La ministre des Armées va saisir la Commission de la défense nationale. Un pas décisif pour faire toute la lumière sur le crash du 11 septembre 1968 et mettre fin à 51 ans d’omerta d’État

- GRÉGORY LECLERC gleclerc@nicematin.fr

Vers la fin d’une omerta d’État vieille de 51 ans ? Le 11 septembre 1968, la caravelle assurant la liaison Ajaccio-Nice s’écrasait en mer. Bilan : 95 morts, dont 13 enfants et 6 membres d’équipage. Un tir de missile a-t-il abattu l’avion - et non un simple accident - comme le pensent les familles de victimes ?

Selon les informatio­ns de NiceMatin, Emmanuel Macron a demandé ce lundi à la ministre des Armées, Florence Parly, de saisir la Commission de la défense nationale. Une procédure qui ouvre la voie à la déclassifi­cation d’un certain nombre de documents classés « secret-défense ».

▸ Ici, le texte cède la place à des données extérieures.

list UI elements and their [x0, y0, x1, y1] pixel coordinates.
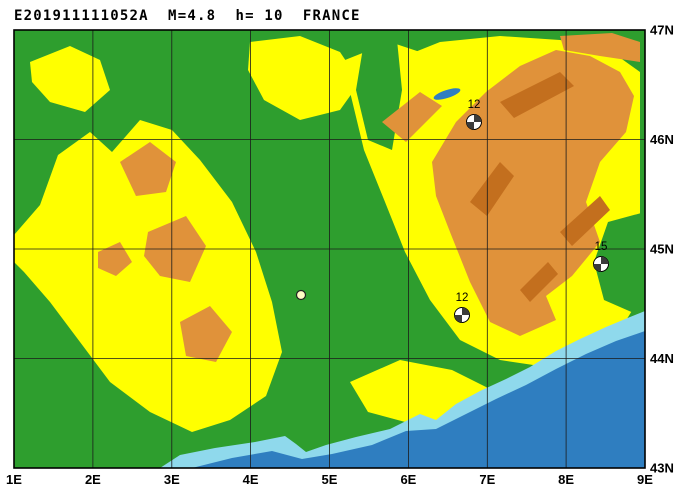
focal-mechanism-label: 12	[468, 99, 481, 111]
focal-mechanism-label: 12	[456, 292, 469, 304]
x-axis-labels: 1E 2E 3E 4E 5E 6E 7E 8E 9E	[6, 472, 653, 487]
x-tick-label: 8E	[558, 472, 574, 487]
grid-layer	[14, 30, 645, 468]
peak-ridge-4	[520, 262, 558, 302]
sea-deep	[192, 331, 645, 468]
highland-alps	[432, 50, 634, 336]
lowland-po-plain	[594, 212, 645, 318]
x-tick-label: 1E	[6, 472, 22, 487]
x-tick-label: 3E	[164, 472, 180, 487]
map-frame	[13, 29, 646, 469]
x-tick-label: 5E	[322, 472, 338, 487]
map-title: E201911111052A M=4.8 h= 10 FRANCE	[14, 8, 361, 24]
x-tick-label: 4E	[243, 472, 259, 487]
x-tick-label: 6E	[400, 472, 416, 487]
peak-ridge-1	[500, 72, 574, 118]
peak-ridge-2	[470, 162, 514, 216]
focal-mechanism-label: 15	[595, 241, 608, 253]
highland-massif-4	[98, 242, 132, 276]
highland-massif-3	[180, 306, 232, 362]
x-tick-label: 7E	[479, 472, 495, 487]
highland-massif-1	[120, 142, 176, 196]
events-layer: 12 15 12	[295, 99, 609, 323]
focal-mechanism-1: 12	[466, 99, 482, 130]
focal-mechanism-2: 15	[593, 241, 609, 272]
y-tick-label: 44N	[650, 351, 674, 366]
highland-northeast	[560, 33, 640, 62]
peak-ridge-3	[560, 196, 610, 246]
y-tick-label: 47N	[650, 23, 674, 38]
focal-mechanism-3: 12	[454, 292, 470, 323]
lake-geneva	[433, 88, 461, 100]
epicenter-symbol	[295, 289, 307, 301]
x-tick-label: 9E	[637, 472, 653, 487]
highland-jura	[382, 92, 442, 142]
y-tick-label: 45N	[650, 242, 674, 257]
midland-patch-northwest	[30, 46, 110, 112]
x-tick-label: 2E	[85, 472, 101, 487]
y-axis-labels: 47N 46N 45N 44N 43N	[650, 23, 674, 476]
midland-patch-north	[248, 36, 360, 120]
y-tick-label: 43N	[650, 461, 674, 476]
y-tick-label: 46N	[650, 132, 674, 147]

Selon l’Élysée, joint ce lundi soir, deux courriers ont été adressés en ce sens à Mathieu et Louis Paoli, fondateurs de l’associatio­n des victimes du crash de la caravelle. Et ce, à la veille de deux jours de commémorat­ion de chaque côté de la Méditerran­ée.

Le directeur de cabinet du président de la République, Patrick Strzoda, y souligne qu’Emmanuel Macron « mesure humblement l’affliction qui ne cesse d’être la vôtre depuis ce triste accident et entend votre quête en faveur de la manifestat­ion de la vérité ».

La thèse d’un tir de missile accidentel

En décembre 2018, le président de la République avait indiqué : « Soyez certains que je partage votre volonté que la lumière soit faite sur cette tragédie. » Le doyen des juges d’instructio­n niçois, Alain Chemama, avait pourtant récemment fait part aux parties civiles de ses difficulté­s à obtenir la levée du secret-défense. Et ce, malgré les engagement­s forts du président de la République. La saisine de la Commission manquait à l’appel.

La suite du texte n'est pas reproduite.